The TV show used an alternate timeline, with yet other Sarah and John actors, but was so damn great that it was a joy to watch as a serialized story on TV. Summer Glau made a wonderful Terminator. I wasn’t thrilled with Lena Headley’s Sarah, but everyone else knocked my socks off, and I was very excited to see how the narrative would progress.

Unfortunately, we never got to see that. When it was cancelled, I was sad. Not as sad, mind you, as when Firefly (another Summer Glau show) was cast aside before its time, but still a bit adrift.

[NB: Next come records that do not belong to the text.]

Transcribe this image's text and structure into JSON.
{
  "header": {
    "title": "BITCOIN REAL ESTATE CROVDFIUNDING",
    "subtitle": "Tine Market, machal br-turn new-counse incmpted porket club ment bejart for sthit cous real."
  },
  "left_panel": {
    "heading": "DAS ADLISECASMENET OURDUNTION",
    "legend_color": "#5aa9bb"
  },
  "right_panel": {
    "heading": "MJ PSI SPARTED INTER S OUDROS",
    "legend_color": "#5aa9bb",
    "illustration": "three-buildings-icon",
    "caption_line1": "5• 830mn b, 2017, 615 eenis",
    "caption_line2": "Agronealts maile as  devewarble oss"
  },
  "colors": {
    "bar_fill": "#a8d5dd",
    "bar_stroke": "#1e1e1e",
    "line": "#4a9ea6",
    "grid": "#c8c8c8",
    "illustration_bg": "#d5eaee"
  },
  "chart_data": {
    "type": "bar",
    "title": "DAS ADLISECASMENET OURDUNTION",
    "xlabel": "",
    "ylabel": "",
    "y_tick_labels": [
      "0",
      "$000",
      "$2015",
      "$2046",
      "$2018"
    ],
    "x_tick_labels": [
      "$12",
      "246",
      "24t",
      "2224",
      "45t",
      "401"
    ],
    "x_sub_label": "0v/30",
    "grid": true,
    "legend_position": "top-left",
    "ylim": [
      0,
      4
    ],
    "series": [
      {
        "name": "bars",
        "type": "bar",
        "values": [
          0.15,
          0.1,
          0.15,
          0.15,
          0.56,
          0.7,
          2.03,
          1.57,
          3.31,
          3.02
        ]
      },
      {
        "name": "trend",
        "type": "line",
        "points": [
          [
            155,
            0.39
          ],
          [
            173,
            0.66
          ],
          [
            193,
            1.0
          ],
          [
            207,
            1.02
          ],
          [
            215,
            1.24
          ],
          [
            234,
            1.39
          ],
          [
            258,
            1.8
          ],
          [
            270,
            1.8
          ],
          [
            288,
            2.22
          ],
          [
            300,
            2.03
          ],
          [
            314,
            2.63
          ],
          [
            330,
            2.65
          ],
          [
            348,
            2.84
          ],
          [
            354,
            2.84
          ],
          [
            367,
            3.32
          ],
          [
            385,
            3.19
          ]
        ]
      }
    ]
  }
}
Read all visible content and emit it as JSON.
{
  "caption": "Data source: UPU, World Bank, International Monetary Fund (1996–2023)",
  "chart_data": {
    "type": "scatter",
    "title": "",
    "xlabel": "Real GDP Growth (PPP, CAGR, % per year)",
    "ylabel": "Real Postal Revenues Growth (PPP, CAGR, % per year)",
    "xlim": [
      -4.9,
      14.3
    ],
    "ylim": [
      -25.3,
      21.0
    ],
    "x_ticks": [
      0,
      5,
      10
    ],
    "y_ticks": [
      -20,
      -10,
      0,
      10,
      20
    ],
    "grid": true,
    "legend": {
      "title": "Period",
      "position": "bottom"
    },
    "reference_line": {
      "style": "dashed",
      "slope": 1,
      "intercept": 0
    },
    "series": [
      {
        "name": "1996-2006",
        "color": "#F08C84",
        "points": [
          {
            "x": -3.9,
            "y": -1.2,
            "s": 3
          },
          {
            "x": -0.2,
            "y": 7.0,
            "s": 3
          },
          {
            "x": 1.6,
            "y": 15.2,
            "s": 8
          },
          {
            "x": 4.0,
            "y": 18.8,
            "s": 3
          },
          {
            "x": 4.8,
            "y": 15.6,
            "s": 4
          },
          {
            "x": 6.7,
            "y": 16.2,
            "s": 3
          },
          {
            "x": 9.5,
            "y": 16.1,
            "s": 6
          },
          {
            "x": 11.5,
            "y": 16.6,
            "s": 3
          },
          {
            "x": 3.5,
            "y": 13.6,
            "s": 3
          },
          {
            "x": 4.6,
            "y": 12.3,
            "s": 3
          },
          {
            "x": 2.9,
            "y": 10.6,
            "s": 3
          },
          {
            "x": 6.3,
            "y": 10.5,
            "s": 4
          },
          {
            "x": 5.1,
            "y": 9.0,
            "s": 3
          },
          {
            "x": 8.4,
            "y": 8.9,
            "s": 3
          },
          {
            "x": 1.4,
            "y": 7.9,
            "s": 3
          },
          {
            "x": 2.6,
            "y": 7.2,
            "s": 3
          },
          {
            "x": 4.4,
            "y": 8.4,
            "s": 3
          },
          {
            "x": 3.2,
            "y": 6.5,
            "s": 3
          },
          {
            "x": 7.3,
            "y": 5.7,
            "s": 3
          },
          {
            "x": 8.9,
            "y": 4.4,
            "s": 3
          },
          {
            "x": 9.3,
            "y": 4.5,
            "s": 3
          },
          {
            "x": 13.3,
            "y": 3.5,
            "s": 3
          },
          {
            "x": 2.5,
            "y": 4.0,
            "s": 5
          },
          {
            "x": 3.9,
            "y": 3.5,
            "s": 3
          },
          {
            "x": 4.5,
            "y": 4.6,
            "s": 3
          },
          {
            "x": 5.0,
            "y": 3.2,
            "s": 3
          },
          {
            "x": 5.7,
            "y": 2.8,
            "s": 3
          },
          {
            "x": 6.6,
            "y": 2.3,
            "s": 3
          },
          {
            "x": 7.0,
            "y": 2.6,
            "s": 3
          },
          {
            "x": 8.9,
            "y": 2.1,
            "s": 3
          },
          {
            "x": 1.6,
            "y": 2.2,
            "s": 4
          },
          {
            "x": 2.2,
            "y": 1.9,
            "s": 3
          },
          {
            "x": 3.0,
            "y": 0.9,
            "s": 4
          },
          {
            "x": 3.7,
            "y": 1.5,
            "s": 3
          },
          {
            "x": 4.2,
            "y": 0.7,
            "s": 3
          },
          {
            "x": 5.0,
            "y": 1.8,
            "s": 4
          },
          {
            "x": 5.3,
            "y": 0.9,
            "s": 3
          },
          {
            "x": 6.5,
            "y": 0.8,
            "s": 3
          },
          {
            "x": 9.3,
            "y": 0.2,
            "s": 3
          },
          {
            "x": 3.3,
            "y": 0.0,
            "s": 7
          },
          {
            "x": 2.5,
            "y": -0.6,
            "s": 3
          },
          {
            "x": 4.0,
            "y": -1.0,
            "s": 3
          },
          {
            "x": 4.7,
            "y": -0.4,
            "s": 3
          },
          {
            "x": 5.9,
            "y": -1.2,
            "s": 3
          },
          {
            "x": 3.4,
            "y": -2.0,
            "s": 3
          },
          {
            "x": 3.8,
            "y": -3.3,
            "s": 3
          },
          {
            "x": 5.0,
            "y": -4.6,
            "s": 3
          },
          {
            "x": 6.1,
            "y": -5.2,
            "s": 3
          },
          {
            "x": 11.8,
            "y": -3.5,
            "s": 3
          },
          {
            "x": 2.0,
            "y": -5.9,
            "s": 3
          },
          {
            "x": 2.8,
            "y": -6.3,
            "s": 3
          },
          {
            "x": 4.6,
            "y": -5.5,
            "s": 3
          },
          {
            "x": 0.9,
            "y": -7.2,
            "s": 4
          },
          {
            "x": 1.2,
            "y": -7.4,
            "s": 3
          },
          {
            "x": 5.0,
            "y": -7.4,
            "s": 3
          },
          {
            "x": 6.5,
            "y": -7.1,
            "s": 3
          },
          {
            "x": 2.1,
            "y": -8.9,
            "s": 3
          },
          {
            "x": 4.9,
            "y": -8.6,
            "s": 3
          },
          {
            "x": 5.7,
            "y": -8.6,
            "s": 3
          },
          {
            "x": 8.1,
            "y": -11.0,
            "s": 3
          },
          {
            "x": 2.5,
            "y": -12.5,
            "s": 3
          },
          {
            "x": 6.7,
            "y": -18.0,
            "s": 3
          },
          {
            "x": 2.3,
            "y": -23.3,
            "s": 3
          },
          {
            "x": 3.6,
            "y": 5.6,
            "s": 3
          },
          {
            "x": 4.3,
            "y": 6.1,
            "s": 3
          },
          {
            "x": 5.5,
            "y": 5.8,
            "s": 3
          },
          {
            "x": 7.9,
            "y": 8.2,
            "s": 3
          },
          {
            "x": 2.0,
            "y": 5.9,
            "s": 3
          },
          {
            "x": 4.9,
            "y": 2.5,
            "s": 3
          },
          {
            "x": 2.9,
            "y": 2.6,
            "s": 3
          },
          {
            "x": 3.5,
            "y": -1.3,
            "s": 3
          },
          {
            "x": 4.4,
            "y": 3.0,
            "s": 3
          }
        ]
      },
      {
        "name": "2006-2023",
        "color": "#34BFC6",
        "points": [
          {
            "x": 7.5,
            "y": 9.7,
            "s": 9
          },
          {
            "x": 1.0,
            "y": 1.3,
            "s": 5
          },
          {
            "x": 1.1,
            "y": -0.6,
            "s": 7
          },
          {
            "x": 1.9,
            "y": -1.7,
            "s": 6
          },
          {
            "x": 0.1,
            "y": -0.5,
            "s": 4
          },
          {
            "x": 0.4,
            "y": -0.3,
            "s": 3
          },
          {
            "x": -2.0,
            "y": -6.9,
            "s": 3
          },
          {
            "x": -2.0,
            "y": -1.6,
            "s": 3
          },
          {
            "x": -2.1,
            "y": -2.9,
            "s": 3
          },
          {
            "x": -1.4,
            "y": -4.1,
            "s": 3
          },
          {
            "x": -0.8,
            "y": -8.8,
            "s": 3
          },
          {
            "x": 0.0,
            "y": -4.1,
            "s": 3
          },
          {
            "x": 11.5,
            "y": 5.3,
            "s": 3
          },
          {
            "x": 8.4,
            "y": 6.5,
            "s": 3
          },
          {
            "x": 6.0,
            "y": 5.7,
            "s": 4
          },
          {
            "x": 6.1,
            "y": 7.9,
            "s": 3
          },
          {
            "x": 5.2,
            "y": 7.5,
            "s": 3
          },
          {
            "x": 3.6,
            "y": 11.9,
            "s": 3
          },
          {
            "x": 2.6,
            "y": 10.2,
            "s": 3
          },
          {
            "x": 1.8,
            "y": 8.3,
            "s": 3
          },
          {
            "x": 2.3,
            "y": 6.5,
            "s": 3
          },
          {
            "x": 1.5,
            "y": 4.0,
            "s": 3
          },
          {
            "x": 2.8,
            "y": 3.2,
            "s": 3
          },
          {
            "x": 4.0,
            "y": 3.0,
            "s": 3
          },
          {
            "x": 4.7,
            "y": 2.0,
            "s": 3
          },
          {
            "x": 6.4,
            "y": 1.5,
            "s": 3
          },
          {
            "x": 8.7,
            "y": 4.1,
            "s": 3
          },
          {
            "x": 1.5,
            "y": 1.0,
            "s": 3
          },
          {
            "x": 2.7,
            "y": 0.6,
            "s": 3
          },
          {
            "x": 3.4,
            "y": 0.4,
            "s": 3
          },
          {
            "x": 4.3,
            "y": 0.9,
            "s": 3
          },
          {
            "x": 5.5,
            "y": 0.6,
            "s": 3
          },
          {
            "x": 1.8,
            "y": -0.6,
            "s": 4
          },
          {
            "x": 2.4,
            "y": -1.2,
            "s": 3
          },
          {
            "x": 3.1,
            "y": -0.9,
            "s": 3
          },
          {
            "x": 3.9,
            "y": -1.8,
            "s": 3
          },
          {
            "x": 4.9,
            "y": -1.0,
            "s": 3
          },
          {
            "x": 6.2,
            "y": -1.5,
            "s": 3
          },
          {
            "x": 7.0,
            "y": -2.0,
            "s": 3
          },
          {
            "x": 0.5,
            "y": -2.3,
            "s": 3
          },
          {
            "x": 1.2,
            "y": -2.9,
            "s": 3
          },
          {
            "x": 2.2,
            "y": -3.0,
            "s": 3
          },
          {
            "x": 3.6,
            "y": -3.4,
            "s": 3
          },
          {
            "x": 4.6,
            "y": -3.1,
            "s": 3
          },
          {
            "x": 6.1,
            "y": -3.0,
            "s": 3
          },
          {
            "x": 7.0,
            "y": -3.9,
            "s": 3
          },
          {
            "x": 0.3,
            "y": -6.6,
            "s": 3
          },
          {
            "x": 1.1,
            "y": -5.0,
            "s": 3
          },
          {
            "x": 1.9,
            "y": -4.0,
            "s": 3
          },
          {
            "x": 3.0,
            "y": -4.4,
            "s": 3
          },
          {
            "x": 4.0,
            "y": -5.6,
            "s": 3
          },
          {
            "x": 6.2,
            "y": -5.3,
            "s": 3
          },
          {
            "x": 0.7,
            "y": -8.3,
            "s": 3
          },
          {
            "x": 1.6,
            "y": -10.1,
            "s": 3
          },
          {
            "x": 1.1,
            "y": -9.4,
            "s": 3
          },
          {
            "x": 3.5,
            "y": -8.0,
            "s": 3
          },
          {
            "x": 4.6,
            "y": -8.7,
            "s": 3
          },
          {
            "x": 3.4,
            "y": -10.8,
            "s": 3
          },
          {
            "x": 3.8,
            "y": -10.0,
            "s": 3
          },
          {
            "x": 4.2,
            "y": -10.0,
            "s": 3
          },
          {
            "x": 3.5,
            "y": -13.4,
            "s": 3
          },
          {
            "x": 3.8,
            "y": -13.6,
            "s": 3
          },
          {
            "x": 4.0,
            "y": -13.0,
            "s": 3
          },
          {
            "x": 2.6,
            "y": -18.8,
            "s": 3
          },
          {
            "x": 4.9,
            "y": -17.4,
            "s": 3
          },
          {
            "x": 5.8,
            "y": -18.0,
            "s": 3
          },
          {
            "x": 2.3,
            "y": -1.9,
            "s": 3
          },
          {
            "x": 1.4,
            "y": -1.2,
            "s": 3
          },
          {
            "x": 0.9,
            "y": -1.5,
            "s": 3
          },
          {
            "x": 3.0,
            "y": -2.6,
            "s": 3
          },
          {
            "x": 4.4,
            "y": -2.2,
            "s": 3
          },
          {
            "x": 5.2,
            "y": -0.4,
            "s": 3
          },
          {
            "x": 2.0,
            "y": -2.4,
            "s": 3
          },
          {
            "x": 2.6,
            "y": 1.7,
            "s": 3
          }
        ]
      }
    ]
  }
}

I wish I’d known where the John Henry/Cromartie story was headed…and what the final trip to the future was about, and where the loyalties of Shirley Manson’s Terminator were leading us…but we’ll never know.

So how to rank the TV show?

Honestly, it had so much potential. I’d rank it after T2, personally, although it really only got exciting in the second season and left us hanging for the third. I’d watch it again, absolutely. At least this time I’d be prepared for the looming permanent hiatus status, and could appreciate what we did get.

Terminator: Dark Fate Well, howdy ho; I’m excited. I’ll be seeing this one shortly, and understand the story picks up right after T2, creating cannon waste to everything that came after 1991. I’m okay with this, since Sarah, in the timeline from T3 and on, is dead.

And now what?

I won’t hide that I dislike reboots in general (Ron Moore’s Battlestar Galactica aside), but if Linda Hamilton and Arnold himself are co-signing this new edition, I’m totally on-board. Where it will fit in the overall rankings remains to be seen. Soon, soon…

A bit older, a lot wiser.

What is your ranking of the Terminator franchise?